“What will happen to the Frankfurt city forest if it continues to be as hot and dry in the summer months as it was this year and it simply doesn’t rain enough anymore?” Rosemarie Heilig (Die Grünen), Frankfurt’s environmental department head, has been asking this question for a long time weeks, but since the exceptional summer of 2018. But for the biologist it is becoming increasingly clear that the German forest is in a “big crisis”. After the spruce trees, which died and were infested with bark beetles in the Taunus in recent years, she can now observe in the Frankfurt city forest how the beech stands that were newly planted 30 years ago are drying up. “The forest is suffering,” sums up Heilig.
This situation is reason for Heilig and the Green Areas Office responsible for the forest to invite to the second forest congress in Frankfurt after 2019 to discuss with the help of experts from all over the country whether and how the Central European forest and also the Frankfurt city forest in times of climate change can be saved.
“Mother of the Forest” is ailing
“The beech, this main tree species, has actually been struck since 2018,” confirms Peter Spathelf, Professor of Applied Silviculture at the University for Sustainable Development in Eberswalde. The beech, which is considered the “mother of the forest”, has problems with its fine roots and its water supply system and is less and less able to pump the little water that is still in the soil into the branches and leaves, Spathelf reports. “The situation is worrying.”

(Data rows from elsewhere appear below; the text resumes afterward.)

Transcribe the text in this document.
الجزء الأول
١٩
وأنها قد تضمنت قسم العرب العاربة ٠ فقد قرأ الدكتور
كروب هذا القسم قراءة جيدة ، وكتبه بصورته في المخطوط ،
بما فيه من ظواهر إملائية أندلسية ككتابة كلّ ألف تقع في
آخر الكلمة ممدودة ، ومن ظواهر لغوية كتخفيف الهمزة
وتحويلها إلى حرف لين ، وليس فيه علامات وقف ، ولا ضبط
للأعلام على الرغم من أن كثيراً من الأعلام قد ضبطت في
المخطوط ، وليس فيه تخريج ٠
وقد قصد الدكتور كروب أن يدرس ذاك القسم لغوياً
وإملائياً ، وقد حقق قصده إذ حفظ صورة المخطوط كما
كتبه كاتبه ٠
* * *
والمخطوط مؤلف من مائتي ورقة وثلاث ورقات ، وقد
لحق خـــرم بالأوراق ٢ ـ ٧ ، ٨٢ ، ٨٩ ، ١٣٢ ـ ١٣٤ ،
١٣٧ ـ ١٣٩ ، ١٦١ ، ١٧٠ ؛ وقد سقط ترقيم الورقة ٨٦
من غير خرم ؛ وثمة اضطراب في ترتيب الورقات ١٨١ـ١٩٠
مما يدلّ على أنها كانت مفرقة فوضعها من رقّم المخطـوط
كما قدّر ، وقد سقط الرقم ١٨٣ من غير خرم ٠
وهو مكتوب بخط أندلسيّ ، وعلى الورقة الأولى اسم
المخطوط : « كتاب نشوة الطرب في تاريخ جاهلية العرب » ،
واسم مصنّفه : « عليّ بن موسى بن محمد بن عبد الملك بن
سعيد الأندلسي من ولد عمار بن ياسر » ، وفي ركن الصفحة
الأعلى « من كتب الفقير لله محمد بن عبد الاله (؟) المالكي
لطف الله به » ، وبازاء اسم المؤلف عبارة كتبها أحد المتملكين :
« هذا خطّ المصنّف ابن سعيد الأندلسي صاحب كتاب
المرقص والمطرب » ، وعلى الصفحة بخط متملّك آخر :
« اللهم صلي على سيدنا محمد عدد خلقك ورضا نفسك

But it doesn’t work without a forest. The experts agreed on that. The forest is seen everywhere as a climate protector. “It is the central carbon store,” says Christopher Reyer from the Potsdam Institute for Climate Impact Research, and an intact forest interior climate “buffers” the extremes. In order to preserve it, deforestation would have to be avoided worldwide and at the same time reforestation and forest management would have to be practiced. Reyer pointed to the controversial demand by some experts to expand the world’s forest areas enormously. According to their reasoning, this is the easiest and fastest way to prevent further global warming. Heron does not seem to share this view. But he makes it clear that the preservation of the forest and, to the same extent, the use of wood as a raw material, especially in the building sector, would make a significant contribution to global carbon dioxide reduction in the foreseeable future. But where is this wood supposed to come from?
“We need action”
“Plantations could cover the necessary global demand for wood,” says Reyer. But leaves it open how he imagines such tree plantations, and even points out that unprotected forests would probably be further pushed back by plantations. However, his task is to think about solutions to global warming, and timber plantations are an idea with a view to climate protection.
But neither Reyer nor the German forestry experts, who, like Ralf-Volker Nagel from the Northwest German Forest Research Institute, are concerned with which tree species and which forest structures can help to make the forest more resistant – and quickly, have any solutions. Nagel does not consider the idea of simply leaving the forest to its own devices and hoping for the power of nature, as propagated by the prominent writing forester Peter Wohlleben, to be sufficient. “We need action,” he says. The pace that a naturally changing forest has cannot keep up with that of climate change.